For training the model we will use a validation set, that evaluates the weights of the model after each epoch. The weights are updated according to how they best influence the validation datapoints in a direction that gives a higher accuracy.
num_labels = yy.shape[1]
def build_model_graph(input_shape=(n_mfcc,)):
model = Sequential()
model.add(Dense(256))
model.add(Activation('relu'))
model.add(Dropout(0.5))
model.add(Dense(256))
model.add(Activation('relu'))
model.add(Dropout(0.5))
model.add(Dense(num_labels))
model.add(Activation('softmax'))
# Compile the model
model.compile(loss='categorical_crossentropy', metrics=['accuracy'], optimizer='adam')
return model
model = build_model_graph()
Evaluating the model process
After training the model with a batchsize of 256 (the number of datapoints that are each clumbed together with each epoch at random) on 1000 epochs, we have the following development of our loss and accuracy on the validation and the training set.
We can see that the accuracy of the training set is about 10 percentage points higher that the validation accuracy, the loss is falling for the training set, but it is starting to increase for the validation set. The model can still be trained, as we have not seen a convergence in the accuracy yet. A danger will be that we overfit the model to the training set, and thus can expect lower accuracy on test data.
Lets try to see how high our testing set fares with the model that we have created.
As we saw in the plot above the training accuracy is at ~91%, while the testing accuracy is ~84%.
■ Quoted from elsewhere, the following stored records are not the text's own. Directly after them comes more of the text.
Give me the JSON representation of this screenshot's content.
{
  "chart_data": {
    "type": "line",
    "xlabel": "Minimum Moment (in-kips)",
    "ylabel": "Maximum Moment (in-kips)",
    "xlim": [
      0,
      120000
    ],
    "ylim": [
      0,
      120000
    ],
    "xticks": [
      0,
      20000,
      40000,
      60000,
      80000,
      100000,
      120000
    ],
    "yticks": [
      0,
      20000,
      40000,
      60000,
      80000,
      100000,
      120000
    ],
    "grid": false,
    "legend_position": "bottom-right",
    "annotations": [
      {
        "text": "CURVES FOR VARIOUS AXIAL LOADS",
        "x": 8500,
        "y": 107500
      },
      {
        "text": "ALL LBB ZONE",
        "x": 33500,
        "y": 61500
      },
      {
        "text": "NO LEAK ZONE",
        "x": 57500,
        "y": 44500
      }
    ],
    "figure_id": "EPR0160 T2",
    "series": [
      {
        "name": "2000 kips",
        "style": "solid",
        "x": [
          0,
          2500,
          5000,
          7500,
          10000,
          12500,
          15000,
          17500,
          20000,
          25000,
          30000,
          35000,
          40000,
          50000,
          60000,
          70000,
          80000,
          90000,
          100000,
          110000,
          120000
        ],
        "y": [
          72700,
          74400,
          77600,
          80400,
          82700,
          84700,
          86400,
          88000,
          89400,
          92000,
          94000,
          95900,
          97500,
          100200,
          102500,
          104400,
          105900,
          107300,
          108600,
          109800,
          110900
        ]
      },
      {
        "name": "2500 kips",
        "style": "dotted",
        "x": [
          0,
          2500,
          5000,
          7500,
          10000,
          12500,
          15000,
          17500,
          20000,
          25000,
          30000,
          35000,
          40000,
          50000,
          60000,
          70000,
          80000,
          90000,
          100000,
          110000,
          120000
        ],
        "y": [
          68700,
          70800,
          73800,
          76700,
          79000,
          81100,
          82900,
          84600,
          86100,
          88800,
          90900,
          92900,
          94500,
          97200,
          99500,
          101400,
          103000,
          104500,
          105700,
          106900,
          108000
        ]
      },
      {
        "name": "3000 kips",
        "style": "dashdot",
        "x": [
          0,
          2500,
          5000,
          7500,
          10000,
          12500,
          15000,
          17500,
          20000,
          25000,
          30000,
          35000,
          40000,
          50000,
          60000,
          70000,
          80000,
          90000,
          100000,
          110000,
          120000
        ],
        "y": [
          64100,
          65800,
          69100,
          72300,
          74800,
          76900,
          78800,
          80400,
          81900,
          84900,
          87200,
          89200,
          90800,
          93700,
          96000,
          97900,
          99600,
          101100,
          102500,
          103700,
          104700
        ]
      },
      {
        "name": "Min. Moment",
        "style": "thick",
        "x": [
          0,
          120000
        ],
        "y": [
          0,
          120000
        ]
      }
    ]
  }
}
Looking at the wrongly predicted sound bites
Below we have a table of the predicted sounds from the model, and the predetermined labels given to the sound bites. We can see that children_playing is predicted far too often for the model. It classifies this category mainly for sounds that are dog_bark, gun_shot, and street_music. Two of them might have some correlation, but the fact that the model classifies a gun_shot as children_playing can have obvious implications if this model were to be released into a real world application.
We can play the sounds to hear for ourselves, and try to find an explanation for why the model predicted as it did.
To have a closer look at all the sound bites that the model predicted wrong have a look at the kaggle.
We use the following code to run through all the sound bites.
#Play a sound from the dataset
sound_file = '/kaggle/input/urbansounds/UrbanSound8K/audio/'
for index, row in df_unequal.iterrows():
slice_name = row['file_name']
name= sound_file+slice_name
print("Name of file: {} , Predicted to be: {} , Real Value: {} ".format(slice_name , row['preds'] ,row['class_labels']))
input(ipd.display(ipd.Audio(name,autoplay=True)))
clear_output(wait=True)
The below sound bite is an example from which I think the model actually does a better job than who classified the sound bite in the dataset.
One instance in particular, where the sound is prelabeled to be a car_horn, and predicted to be a jackhammer. But the car_horn is in the background, and the jackhammer is in the foreground. So I think the classifier actually does a better job here than the human person who classified the sound bite.
Audio('/kaggle/input/urbansounds/UrbanSound8K/audio/fold4/7389-1-0-4.wav')
The sound bite below is an example of a sound bite that doesnt really classifies as any of the sound labels. The soundbite is just noise, and this should probably be emitted from the dataset.
Audio('/kaggle/input/urbansounds/UrbanSound8K/audio/fold4/194458-9-1-75.wav')
Some sound bites are so low in amplitude that is not possible to distinguish what the sound actually is. These sound bites should also be emitted from the dataset.
In conclusion
The model actually does a fairly well job, and eventhough it not able to classify all sound right, there could be made a case that these sound bites are either of so low amplitude that the sound cannot be heard or that the label is many fold (that the sound bite can actually be labeled as multiple of the possible categories).